Remembering When
I gave some thought yesterday after renaming RLP-6 "Shwashbuckler." Where did this come from? Even today, if I'm watching a storm from the lanai and my wife comes out and it's not raining she might ask if it's been raining. I might say that it's a lot of shwash with little buckle. Where does this come from? Back in the 70's when we were first married, we would watch older movies on TV. But we might consult with the TV Guide and see what they wrote as a review.
So, there was this pirate movie on that looked interesting called "The Shwashbuckler," and we looked it up in the TV Guide. After their review we chose not to watch it. Why? TV Guide said it had a lot of shwash but little buckle. So, if it's stormy without rain I will comment to my wife that it has a lot of shwash but little buckle. Hence, I've never forgotten that movie review, but I still have never watched the movie.
So, if RLP-6 is like Captain Black Original, it just seems fitting that a name like "Shwashbuckler" fits. I'm not saying RLP-6 has a lot of shwash and no buckle. I just like the word. Shwashbuckler just rolls of the tongue. It's still a good word.
It is said of those who grew up in 60's still remember the 60's, we weren't there. Which means tongue-in-cheek, everyone was stoned. Except if you remember, you're square. I keep saying that the best music comes from the 60's and early 70's, but a lot of bad movies were made too. Apart from ABBA, disco killed the music. The music died with disco. Well, sort of. Some good stuff was produced from the mid-70's on, but not like so many hits from the earlier era.
I still watch videos that are nostalgia vids of the 60's. Movies were a phenomenon of that era as much as music. And the music was just different with the introduction of folk music and light rock. I could name groups and people, but the hippies rebelled against the artificiality of the 50's where life was a cokkie-cutter world. I wasn't a part of the hippie movement, but really the Vietnam War defined the hippies. Pro-war was seen as the establishment and anti-war defined the hippies. Movies were no different.
In that sense I'm still a hippie, but I never felt the need to protest the war. But anything about the sixties is still relevant today it seems. Because that period was so different. But that is not to say I am somehow stuck in the 60's or 70's. I have to admit that if I heard a song on the radio of today's top 40, I wouldn't know it. I don't know one Taylor Swift song. But ask me which of the Beatles' song made it to number one on the charts, I can at least remember a few.
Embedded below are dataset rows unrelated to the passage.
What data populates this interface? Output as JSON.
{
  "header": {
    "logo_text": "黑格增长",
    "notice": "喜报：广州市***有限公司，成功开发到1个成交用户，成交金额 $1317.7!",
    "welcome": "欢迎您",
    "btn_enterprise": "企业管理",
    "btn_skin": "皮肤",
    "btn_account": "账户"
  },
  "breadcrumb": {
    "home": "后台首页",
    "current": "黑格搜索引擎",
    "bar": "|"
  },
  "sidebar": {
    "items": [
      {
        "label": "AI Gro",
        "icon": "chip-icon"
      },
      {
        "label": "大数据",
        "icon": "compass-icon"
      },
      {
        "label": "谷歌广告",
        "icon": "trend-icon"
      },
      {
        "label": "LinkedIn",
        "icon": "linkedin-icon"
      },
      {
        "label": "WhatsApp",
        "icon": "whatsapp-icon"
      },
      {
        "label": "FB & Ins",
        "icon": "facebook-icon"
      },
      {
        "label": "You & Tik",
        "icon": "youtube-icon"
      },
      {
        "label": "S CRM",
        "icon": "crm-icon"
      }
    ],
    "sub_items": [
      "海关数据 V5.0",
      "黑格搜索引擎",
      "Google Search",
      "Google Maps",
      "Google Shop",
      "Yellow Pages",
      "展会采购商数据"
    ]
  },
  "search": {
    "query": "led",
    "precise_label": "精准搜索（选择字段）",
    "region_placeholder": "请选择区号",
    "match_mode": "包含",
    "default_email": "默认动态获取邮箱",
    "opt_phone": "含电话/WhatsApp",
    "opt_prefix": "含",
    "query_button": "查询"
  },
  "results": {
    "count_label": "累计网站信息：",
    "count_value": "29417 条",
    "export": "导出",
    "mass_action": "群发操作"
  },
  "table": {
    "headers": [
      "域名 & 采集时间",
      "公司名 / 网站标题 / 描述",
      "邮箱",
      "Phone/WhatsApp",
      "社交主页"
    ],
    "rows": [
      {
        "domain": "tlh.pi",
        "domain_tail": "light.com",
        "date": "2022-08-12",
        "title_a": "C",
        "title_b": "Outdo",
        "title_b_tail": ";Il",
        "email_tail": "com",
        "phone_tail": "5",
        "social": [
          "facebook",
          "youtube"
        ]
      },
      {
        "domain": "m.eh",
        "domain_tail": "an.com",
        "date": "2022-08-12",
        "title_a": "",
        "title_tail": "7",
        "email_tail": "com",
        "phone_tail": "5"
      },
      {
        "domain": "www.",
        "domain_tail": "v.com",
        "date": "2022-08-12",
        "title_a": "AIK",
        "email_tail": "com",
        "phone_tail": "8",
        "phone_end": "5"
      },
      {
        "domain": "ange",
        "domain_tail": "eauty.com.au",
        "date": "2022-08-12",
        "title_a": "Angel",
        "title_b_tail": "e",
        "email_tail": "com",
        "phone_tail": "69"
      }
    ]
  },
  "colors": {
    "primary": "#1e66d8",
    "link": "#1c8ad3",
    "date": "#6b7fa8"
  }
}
TV Guide instructed the world, it seems, to watch the Beatles on Ed Sullivan.
Some either credit or blame the Beatles for the upheaval of the sixties. Everything was so peaceful and quiet until they came along. That period of time created the Beatles and not the other way around. But through it all was TV Guide giving advice on what to watch on TV. We had four TV stations and no Internet. Today's kids do their homework with a cell phone in hand, while being on their computers watching Netflex, and the TV is set watching a station on Hulu.
And we were told to do our homework after McHale's Navy. TV Guide was the TV Bible in every household. So, I haven't forgotten about The Swashbuckler. I might watch it sometime, if I can find it. I'm smoking my pipe today with my Swashbuckler tobacco. Only you, the reader, know what that is, but that name is about as meaningful as RPL-6. Just say it's a non-chemical Captain Black Original, but Shwashbuckler just sounds better. Thank you for your time and Peace to each one of you.